Lisa Parks is Professor at MIT Comparative Media Studies/Writing. She previously worked at UC Santa Barbara where she chaired the Department of Film and Media Studies and served as Director of the Center for Information Technology and Society. Her research focuses on three areas: satellite technologies and media cultures; critical studies of media infrastructures; and media, militarization and surveillance. Parks is the author of Signal Traffic: Critical Studies of Media Infrastructures (2015) and Mixed Signals: Media Infrastructures and Cultural Geographies (in progress). She has also co-edited Life in the Age of Drone Warfare (2017).
Roberta Pearson is Professor of Film and Television Studies at the Institute of Film and Television Studies, University of Nottingham, UK, where her teaching and research encompass a wide variety of topics. She has developed a particular interest in the the scheduling, marketing and distribution of American television drama in the UK, fan studies and transmedia storytelling.
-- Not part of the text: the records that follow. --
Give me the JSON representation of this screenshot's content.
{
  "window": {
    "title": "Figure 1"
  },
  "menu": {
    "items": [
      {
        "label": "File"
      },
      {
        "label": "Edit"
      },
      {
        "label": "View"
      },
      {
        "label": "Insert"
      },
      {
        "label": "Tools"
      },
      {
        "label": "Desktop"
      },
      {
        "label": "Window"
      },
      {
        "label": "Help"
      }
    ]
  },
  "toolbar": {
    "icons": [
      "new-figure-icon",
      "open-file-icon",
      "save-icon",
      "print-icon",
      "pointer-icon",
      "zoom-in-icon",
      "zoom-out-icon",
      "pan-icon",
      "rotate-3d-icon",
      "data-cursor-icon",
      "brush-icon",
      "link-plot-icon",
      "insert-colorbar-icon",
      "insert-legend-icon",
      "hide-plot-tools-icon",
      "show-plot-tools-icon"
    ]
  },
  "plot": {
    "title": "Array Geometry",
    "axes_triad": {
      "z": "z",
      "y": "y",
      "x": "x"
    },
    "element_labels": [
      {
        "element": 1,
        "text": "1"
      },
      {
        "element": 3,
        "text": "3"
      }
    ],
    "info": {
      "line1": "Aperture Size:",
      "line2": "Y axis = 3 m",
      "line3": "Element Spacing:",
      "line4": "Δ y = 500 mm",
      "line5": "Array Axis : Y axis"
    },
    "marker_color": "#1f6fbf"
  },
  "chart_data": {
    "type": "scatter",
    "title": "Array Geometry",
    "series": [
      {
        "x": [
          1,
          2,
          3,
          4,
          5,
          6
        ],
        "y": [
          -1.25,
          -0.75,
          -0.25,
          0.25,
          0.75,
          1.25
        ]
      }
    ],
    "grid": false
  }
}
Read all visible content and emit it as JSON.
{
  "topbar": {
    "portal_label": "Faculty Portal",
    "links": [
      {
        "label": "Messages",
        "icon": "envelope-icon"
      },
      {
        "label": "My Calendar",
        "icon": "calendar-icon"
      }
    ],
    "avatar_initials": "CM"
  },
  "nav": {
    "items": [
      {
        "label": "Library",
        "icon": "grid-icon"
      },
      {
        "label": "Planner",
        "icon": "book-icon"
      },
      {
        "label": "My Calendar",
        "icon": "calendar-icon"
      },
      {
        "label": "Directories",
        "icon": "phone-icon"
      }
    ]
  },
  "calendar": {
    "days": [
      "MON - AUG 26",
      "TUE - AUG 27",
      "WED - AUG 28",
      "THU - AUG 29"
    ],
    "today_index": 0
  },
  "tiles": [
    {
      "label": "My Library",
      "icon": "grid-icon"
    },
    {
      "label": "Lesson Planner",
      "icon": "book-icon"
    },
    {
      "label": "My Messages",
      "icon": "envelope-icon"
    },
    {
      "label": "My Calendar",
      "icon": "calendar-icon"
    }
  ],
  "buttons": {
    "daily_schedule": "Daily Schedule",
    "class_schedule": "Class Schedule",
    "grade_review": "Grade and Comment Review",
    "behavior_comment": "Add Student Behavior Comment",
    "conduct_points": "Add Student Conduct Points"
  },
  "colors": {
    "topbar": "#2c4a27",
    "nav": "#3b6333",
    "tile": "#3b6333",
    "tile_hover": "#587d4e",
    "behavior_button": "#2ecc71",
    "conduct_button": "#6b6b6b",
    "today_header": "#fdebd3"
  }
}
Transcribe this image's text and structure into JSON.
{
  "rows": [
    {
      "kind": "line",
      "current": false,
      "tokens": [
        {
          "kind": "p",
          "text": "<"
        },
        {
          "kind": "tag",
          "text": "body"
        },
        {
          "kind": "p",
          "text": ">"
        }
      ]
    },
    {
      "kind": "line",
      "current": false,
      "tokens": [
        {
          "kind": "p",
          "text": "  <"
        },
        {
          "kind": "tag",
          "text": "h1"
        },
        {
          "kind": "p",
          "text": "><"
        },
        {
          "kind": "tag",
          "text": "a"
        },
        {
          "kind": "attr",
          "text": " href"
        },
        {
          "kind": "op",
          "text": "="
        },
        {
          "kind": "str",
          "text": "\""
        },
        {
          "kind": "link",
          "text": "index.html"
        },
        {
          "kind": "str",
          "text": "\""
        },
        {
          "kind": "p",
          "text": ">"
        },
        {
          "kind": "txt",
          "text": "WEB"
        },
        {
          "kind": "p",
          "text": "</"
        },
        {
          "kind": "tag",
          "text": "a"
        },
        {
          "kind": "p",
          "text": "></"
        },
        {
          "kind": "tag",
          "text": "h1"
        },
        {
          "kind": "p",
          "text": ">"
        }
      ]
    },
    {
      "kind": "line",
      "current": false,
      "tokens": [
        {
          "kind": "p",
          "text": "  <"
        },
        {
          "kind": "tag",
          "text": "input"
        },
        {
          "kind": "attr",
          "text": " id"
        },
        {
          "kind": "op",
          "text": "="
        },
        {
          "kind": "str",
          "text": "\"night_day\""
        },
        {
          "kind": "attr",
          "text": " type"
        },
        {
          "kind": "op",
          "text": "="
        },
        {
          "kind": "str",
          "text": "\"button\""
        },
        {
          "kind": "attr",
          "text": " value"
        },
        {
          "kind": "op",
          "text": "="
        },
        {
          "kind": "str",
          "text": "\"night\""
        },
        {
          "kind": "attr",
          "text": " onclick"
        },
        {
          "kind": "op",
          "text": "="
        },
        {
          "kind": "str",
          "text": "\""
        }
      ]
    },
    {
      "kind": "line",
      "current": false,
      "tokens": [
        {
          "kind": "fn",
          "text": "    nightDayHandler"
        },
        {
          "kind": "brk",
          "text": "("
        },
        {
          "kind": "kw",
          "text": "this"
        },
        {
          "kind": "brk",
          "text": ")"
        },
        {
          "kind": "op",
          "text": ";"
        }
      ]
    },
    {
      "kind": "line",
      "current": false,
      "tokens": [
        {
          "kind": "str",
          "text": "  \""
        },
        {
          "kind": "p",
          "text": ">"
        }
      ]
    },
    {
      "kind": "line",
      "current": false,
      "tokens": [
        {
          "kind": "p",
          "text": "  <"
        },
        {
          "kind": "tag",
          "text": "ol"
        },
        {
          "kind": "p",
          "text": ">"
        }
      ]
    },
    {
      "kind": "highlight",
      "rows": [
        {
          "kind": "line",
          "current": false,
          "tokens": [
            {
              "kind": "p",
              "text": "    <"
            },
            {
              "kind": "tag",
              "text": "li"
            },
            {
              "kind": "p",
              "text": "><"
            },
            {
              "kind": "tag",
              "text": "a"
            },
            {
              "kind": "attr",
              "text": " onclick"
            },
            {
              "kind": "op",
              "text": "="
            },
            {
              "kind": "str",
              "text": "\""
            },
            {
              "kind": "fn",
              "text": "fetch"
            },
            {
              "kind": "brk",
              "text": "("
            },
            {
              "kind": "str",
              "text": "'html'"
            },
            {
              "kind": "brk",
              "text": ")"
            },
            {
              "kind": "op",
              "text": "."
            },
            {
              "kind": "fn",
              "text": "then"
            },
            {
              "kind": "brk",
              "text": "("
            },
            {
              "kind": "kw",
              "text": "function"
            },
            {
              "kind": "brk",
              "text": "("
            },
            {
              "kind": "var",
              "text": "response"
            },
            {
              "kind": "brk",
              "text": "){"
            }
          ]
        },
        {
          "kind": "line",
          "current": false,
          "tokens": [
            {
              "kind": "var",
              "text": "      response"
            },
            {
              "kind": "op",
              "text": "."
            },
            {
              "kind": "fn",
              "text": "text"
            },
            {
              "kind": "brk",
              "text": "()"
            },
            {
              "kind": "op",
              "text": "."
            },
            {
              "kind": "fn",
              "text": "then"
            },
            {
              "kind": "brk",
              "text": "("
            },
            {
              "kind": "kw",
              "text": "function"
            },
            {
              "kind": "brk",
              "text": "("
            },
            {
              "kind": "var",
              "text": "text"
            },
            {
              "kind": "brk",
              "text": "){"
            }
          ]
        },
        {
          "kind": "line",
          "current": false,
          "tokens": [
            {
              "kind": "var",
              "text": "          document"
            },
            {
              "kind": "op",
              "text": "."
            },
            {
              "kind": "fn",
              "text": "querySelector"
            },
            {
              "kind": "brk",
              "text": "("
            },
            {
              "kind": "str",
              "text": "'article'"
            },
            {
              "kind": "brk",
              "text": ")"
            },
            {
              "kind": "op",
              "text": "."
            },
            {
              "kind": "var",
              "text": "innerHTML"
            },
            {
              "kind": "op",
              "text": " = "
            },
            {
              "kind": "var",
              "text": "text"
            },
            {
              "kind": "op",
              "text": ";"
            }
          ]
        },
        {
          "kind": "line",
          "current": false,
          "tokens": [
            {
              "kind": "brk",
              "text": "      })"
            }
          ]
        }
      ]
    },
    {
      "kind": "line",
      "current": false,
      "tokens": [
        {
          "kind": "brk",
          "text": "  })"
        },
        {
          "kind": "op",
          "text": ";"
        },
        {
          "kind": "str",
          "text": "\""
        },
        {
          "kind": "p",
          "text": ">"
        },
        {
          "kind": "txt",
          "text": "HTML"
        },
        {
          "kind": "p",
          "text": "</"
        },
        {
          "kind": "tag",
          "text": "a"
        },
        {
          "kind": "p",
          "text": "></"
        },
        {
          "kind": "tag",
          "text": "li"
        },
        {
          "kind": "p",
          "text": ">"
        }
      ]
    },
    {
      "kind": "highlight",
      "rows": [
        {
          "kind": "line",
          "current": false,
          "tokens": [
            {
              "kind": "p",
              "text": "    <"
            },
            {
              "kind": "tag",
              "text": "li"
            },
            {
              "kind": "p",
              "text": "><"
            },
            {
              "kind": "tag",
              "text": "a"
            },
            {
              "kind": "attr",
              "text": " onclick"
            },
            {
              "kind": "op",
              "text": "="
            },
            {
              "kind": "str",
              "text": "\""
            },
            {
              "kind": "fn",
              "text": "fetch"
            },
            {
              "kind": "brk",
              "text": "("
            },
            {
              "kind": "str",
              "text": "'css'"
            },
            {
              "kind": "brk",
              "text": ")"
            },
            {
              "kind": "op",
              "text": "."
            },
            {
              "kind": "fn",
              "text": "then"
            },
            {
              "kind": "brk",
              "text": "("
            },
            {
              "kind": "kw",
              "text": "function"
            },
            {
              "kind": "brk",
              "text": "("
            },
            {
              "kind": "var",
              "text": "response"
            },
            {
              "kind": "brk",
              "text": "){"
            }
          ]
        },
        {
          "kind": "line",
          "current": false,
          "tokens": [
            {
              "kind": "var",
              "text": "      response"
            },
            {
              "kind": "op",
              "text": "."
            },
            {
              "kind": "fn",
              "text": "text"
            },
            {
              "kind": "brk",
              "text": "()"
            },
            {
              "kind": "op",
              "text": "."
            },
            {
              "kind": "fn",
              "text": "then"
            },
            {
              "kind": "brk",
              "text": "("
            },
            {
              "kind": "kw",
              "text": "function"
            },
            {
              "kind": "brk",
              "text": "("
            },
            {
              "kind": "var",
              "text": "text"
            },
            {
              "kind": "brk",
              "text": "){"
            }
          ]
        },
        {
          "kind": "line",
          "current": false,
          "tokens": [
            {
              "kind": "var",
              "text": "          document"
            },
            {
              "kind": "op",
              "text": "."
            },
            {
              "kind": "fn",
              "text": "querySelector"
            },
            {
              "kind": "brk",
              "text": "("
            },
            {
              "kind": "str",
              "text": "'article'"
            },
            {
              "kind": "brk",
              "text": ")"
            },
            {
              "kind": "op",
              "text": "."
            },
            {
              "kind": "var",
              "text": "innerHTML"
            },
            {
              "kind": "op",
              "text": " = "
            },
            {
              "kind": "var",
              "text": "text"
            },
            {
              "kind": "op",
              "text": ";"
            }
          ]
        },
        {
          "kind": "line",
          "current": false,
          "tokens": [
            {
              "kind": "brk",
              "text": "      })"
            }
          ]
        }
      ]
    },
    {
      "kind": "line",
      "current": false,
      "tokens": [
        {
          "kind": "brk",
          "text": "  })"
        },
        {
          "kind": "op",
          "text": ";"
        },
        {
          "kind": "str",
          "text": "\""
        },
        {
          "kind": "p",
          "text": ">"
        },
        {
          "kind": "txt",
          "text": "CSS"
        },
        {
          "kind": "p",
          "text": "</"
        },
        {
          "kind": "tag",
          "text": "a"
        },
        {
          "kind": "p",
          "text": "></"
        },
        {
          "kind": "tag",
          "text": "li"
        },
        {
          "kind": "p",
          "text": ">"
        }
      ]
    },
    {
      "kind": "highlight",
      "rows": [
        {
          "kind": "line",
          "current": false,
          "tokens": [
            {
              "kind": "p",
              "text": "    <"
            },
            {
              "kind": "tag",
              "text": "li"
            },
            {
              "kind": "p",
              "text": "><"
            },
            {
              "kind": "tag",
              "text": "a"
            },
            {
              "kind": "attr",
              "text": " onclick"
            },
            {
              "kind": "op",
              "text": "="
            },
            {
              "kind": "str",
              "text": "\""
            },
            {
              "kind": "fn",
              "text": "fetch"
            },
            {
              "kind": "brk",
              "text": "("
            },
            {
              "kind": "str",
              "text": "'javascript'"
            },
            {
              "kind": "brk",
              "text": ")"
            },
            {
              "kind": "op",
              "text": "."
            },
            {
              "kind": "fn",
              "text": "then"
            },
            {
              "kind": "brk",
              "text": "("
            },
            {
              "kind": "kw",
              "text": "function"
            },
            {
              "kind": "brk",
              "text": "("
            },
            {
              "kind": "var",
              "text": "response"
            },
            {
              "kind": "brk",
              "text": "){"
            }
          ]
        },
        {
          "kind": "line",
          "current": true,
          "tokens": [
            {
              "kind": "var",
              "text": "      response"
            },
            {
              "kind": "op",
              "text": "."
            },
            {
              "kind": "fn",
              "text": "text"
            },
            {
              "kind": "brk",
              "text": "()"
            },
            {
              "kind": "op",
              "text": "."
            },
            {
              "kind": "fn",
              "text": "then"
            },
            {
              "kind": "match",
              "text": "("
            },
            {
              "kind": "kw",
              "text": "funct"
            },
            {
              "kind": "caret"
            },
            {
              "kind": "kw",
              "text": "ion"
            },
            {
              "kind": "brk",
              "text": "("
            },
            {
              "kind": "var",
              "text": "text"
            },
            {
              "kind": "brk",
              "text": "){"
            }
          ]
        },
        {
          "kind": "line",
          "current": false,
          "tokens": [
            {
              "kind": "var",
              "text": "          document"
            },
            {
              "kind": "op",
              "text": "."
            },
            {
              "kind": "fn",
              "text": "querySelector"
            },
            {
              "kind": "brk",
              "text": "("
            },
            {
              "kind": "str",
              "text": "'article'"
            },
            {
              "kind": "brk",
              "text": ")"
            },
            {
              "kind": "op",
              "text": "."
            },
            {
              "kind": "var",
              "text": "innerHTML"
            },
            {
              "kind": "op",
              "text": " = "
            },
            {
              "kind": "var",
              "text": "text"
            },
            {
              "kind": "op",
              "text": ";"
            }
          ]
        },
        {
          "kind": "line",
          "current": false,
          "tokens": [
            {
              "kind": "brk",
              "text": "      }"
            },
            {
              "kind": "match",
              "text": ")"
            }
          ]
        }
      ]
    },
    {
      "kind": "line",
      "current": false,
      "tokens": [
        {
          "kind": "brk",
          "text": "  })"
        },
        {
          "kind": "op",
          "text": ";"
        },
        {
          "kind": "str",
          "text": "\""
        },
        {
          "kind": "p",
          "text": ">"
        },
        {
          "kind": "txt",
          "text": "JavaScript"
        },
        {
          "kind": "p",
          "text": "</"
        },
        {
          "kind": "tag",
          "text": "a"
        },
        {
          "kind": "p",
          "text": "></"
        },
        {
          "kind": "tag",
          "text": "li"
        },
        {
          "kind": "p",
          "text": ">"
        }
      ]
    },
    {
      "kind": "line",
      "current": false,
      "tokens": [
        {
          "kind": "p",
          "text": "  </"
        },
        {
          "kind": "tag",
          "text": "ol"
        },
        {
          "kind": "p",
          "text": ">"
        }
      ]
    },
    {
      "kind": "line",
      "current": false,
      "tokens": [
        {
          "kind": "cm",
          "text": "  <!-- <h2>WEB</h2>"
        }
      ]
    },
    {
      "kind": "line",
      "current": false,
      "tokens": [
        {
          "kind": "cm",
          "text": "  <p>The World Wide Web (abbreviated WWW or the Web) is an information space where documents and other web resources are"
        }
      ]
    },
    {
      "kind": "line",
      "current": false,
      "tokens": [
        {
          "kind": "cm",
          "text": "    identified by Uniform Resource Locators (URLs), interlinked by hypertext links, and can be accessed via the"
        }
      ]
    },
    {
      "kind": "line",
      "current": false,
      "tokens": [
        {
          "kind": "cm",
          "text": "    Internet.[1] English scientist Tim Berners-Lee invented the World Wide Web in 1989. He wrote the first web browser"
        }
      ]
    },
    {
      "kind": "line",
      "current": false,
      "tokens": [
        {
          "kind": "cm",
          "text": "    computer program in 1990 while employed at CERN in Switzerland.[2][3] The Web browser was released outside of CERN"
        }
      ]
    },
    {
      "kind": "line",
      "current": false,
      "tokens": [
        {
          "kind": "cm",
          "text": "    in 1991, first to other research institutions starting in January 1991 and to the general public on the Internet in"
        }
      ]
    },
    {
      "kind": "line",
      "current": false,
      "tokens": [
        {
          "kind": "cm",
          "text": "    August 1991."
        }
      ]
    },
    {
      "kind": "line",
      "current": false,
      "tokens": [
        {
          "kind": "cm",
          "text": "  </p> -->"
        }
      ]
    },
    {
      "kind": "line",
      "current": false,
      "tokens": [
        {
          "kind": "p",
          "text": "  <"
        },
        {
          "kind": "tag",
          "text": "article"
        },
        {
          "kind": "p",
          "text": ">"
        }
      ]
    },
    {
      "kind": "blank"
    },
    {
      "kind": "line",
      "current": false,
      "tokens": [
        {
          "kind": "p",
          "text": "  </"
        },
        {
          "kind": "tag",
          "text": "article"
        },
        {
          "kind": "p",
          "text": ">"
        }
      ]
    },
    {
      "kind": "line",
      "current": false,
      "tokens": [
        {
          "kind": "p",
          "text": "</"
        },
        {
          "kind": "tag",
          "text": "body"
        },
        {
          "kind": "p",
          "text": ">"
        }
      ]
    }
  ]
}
Pearson co-edited Storytelling in the Media Convergence Age: Screen Narrative Contexts (2015), a collection of essays connecting industrial conditions of production to the way stories are told across a range of media.
Lynn Spigel is the Frances Willard Professor of Screen Cultures at the School of Communication at Northwestern University (Chicago) and was a Fellow at the Guggenheim Foundation. She is an eminent television historian and the author of several books about popular media and post-war culture. Spigel also co-edited the seminal Television After TV: Essays on a Medium in Transition (2014) which addressed the future of television in the post-network era. In her current research project she examines smart homes and digital technologies, with a focus on gender, technology, and media’s relation to everyday life.
William Uricchio is Professor of Comparative Media Studies at MIT and Professor of Comparative Media History at Utrecht University. At Utrecht University’s Department of Media and Culture, William initiated and developed teaching and research on the relationship between “old” and “new” media. At MIT he co-founded and directed the Comparative Media Studies program. William was Principal Investigator of the Singapore-MIT GAMBIT Game Lab and continues in that role with its successor, the MIT Game Lab. He is the founder and Principal Investigator of the MIT Open Documentary Lab and has frequently collaborated with the International Dutch Documentary Festival IDFA. His scholarly research considers the interplay of media technologies and cultural practices in relation to the (re-) construction of representation, knowledge and publics. His current research focuses on forms of augmented reality and the cultural use of algorithms. His publications include Many More Lives of the Batman (2015), We Europeans? Media, Representations, Identity (2008), and Media Cultures (2006).